Which certificates are needed for LDAPS configuration of Sonarqube?

Must-share information (formatted with Markdown):

  • which versions are you using (SonarQube, Scanner, Plugin, and any relevant extension)
  • what are you trying to achieve
  • what have you tried so far to achieve this

Hi,

I’m trying to setup 2 Sonarqube servers, one running version 8.9.8.54436 LTS Enterprise edition and one running 9.4.0.54424 Enterprise edition.
Both systems are running on RHEL 8.5 and using OpenJDK version 11.0.15.
Both systems are configured to authenticate users against our internal AD using LDAP. This is working fine. But we need to migrate to LDAPS for security reasons.

So far I was not able to have a successful LDAPS connection against the internal AD.
Maybe it has to do with the certificates we have or don’t have in the java truststore.

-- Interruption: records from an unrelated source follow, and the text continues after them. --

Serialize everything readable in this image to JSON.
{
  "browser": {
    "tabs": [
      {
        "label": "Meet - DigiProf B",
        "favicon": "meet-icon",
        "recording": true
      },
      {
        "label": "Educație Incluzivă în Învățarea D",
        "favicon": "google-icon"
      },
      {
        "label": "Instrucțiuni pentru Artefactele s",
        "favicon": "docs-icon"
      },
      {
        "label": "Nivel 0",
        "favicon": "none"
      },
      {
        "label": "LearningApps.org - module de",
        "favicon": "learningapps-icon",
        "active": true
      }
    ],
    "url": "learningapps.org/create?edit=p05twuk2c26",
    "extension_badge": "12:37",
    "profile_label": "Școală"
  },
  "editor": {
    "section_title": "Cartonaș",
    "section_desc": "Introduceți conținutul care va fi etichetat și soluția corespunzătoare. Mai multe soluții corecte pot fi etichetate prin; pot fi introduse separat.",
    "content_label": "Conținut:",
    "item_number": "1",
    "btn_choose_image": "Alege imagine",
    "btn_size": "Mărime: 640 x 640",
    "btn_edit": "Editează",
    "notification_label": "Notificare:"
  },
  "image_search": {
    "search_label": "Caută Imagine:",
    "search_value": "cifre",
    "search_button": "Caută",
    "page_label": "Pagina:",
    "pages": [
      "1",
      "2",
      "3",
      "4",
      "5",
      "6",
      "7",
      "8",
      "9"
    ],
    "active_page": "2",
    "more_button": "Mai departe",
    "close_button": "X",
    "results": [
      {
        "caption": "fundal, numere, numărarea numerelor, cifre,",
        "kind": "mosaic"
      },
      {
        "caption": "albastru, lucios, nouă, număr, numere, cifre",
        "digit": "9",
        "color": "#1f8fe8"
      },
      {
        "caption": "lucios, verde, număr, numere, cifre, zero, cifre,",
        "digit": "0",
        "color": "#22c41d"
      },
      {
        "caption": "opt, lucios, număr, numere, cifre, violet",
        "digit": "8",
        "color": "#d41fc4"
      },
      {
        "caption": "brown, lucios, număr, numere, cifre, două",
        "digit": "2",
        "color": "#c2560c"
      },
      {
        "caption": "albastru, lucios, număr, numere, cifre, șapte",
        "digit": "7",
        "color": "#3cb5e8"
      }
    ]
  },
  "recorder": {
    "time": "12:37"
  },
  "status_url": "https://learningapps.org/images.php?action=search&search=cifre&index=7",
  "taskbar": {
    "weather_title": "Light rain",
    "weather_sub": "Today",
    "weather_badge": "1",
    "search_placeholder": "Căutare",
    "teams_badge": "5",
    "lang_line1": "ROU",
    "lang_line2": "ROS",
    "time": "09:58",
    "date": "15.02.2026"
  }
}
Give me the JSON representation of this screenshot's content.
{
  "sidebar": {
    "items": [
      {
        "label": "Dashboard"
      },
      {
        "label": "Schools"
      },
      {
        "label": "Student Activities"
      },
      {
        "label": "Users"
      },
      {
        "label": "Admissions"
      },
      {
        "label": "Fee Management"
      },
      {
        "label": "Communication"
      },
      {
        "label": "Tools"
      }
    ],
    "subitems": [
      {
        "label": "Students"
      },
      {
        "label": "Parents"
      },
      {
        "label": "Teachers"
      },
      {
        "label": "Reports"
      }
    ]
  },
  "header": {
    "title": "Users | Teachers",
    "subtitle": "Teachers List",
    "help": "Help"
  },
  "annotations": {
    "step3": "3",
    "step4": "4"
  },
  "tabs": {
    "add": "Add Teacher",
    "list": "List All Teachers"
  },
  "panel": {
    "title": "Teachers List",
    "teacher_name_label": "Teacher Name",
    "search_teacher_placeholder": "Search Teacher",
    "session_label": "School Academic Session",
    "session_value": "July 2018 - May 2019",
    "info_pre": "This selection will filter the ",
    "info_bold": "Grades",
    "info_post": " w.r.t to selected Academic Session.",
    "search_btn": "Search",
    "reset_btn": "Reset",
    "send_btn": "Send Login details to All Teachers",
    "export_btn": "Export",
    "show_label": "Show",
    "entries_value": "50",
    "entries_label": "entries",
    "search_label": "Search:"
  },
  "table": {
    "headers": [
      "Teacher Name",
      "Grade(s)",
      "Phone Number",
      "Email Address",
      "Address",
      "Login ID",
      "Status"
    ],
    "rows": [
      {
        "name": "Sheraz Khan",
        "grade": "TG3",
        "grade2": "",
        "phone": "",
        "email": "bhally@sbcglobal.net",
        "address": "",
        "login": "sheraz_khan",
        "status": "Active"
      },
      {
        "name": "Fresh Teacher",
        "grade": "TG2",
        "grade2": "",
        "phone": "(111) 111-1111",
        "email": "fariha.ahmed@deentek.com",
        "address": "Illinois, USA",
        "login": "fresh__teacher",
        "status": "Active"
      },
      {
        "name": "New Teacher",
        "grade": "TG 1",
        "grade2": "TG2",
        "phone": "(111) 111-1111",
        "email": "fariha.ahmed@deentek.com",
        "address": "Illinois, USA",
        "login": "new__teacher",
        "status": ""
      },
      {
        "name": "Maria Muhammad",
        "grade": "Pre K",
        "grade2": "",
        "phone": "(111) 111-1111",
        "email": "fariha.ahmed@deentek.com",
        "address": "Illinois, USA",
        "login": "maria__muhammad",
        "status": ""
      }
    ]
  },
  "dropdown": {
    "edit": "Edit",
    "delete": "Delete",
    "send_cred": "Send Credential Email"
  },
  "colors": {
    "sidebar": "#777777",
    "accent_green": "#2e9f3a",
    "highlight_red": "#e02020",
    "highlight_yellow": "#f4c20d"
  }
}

The company uses an internal root & intermediate CA for the domain, and all internal systems use certificates that are signed by this root CA and its intermediate CA.

Both the internal root CA and intermediate certificates are added to the java truststore.
This might not be enough and we will probably need a server certificate in the truststore as well.

My question, which server certificate do we need ? Is it the server certificate of the Domain controller, is it a server certificate of the Sonarqube system ?

In case of the latter I’m puzzled. We have a reverse proxy on a separate system that is handling SSL for the Sonarqube systems. Is it the certificate used for the SSL connection that I need to add ?

Or do I need to create specific server certificates for the sonarqubes, if so how can I do this ?

Kind regards,
Koenraad Vanhoutte

The Java installation that runs your SonarQube server will need to trust the certificate installed on your LDAP server.

I would suggest taking a look at this thread!

Hi Colin, Thanks for the reply.
I had received the wrong server certificates from my Windows colleagues which was the root cause of my issue.
Adding the correct certificates to the Java trust store and using the FQDN names of the servers in the sonar.properties file were in my case the solution. The certificates only contain the fqdn’s so using hostnames in the properties file didn’t work.
The system is now communicating using LDAPS, so issue solved.